Musings: Happy Juneteenth!

Here in the United States Juneteenth is a holiday that celebrates and commemorates the emancipation of enslaved Black people: It’s the anniversary of the announcement of General Order 3 by Union Army General Gordon Granger, an order that proclaimed freedom for enslaved people in Texas. Originating in Galveston, TX, where Granger announced General Order 3, Juneteenth has been celebrated in various parts of the States — with the holiday often being a broad celebration of Black American culture.

Some of the earliest celebrations, which go back to 1866 involve church-centered community gatherings. Celebrations spread across much of the South and became more commercialized in the 1920s and 1930s focusing on Black American food. With the Great Migration, the holiday was taken to other parts of the country.

During the Civil Rights Movement, Juneteenth was eclipsed; but the holiday grew in popularity in the 1970s with the Black Power Movement, and featured a focus on freedom and Black art.

Although many of us weren’t taught this, Juneteenth is the real independence day. Sadly, it took 150+ years for the day to become a federal holiday. But that’s America for you. (Over 200 bills were written to make lynching a federal crime — or a hate crime — and that was only passed last year! Also, don’t tell me that America isn’t racist.)

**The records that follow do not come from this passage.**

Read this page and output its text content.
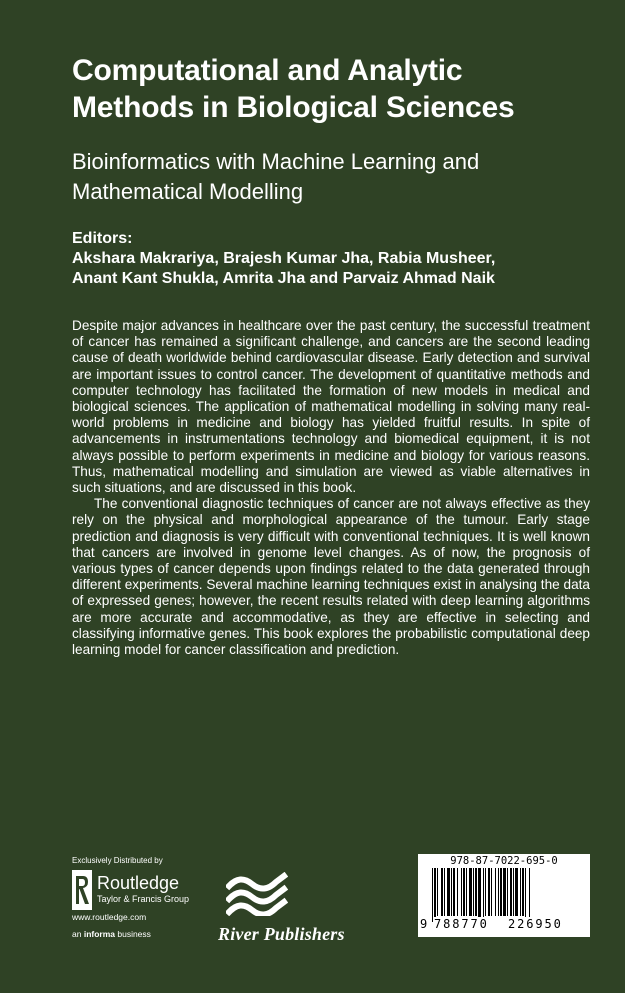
Computational and Analytic
Methods in Biological Sciences
Bioinformatics with Machine Learning and
Mathematical Modelling
Editors:
Akshara Makrariya, Brajesh Kumar Jha, Rabia Musheer,
Anant Kant Shukla, Amrita Jha and Parvaiz Ahmad Naik

Despite major advances in healthcare over the past century, the successful treatment of cancer has remained a significant challenge, and cancers are the second leading cause of death worldwide behind cardiovascular disease. Early detection and survival are important issues to control cancer. The development of quantitative methods and computer technology has facilitated the formation of new models in medical and biological sciences. The application of mathematical modelling in solving many real-world problems in medicine and biology has yielded fruitful results. In spite of advancements in instrumentations technology and biomedical equipment, it is not always possible to perform experiments in medicine and biology for various reasons. Thus, mathematical modelling and simulation are viewed as viable alternatives in such situations, and are discussed in this book.

The conventional diagnostic techniques of cancer are not always effective as they rely on the physical and morphological appearance of the tumour. Early stage prediction and diagnosis is very difficult with conventional techniques. It is well known that cancers are involved in genome level changes. As of now, the prognosis of various types of cancer depends upon findings related to the data generated through different experiments. Several machine learning techniques exist in analysing the data of expressed genes; however, the recent results related with deep learning algorithms are more accurate and accommodative, as they are effective in selecting and classifying informative genes. This book explores the probabilistic computational deep learning model for cancer classification and prediction.

Exclusively Distributed by
Routledge
Taylor & Francis Group
www.routledge.com
an informa business	River Publishers
978-87-7022-695-0
9 788770 226950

So, you’re an ally or you want to be an ally. I understand that it’s often very difficult to know what the right thing is to do or how to even go about it. It’s even more confusing when there isn’t consensus. Now, I’m not going to speak for every single Black person in this country but I’d say you can do some of the following:

  • If you have Black friends, coworkers, etc.etc. that you respect, ask. Ask without assumptions or preconceived notions — and fucking listen.
  • Amplify Black voices: If you follow a Black creative or a Black influencer, who you really dig, shout them out. For a small, independent website or a blog, every new click, every new pair of eyeballs can potentially mean a new follower, a new customer. If you have a few bucks to spare, buy art or merch from Black creatives. If they have a Patreon account, donate a few bucks. Every dollar really does matter.
  • Buy Black. Simply put, spend your money with a small Black business, who you really dig.
  • Donate to causes that help some of vexing issues of systemic racism.
  • With every candidate you consider voting for, look into the causes and issues they support and their thinking behind them. If they’re already in office, look into what bills and projects they voted for and supported.

Of course, there is always more you can do. Just listen to Black folk. And in the meantime, Happy Juneteenth!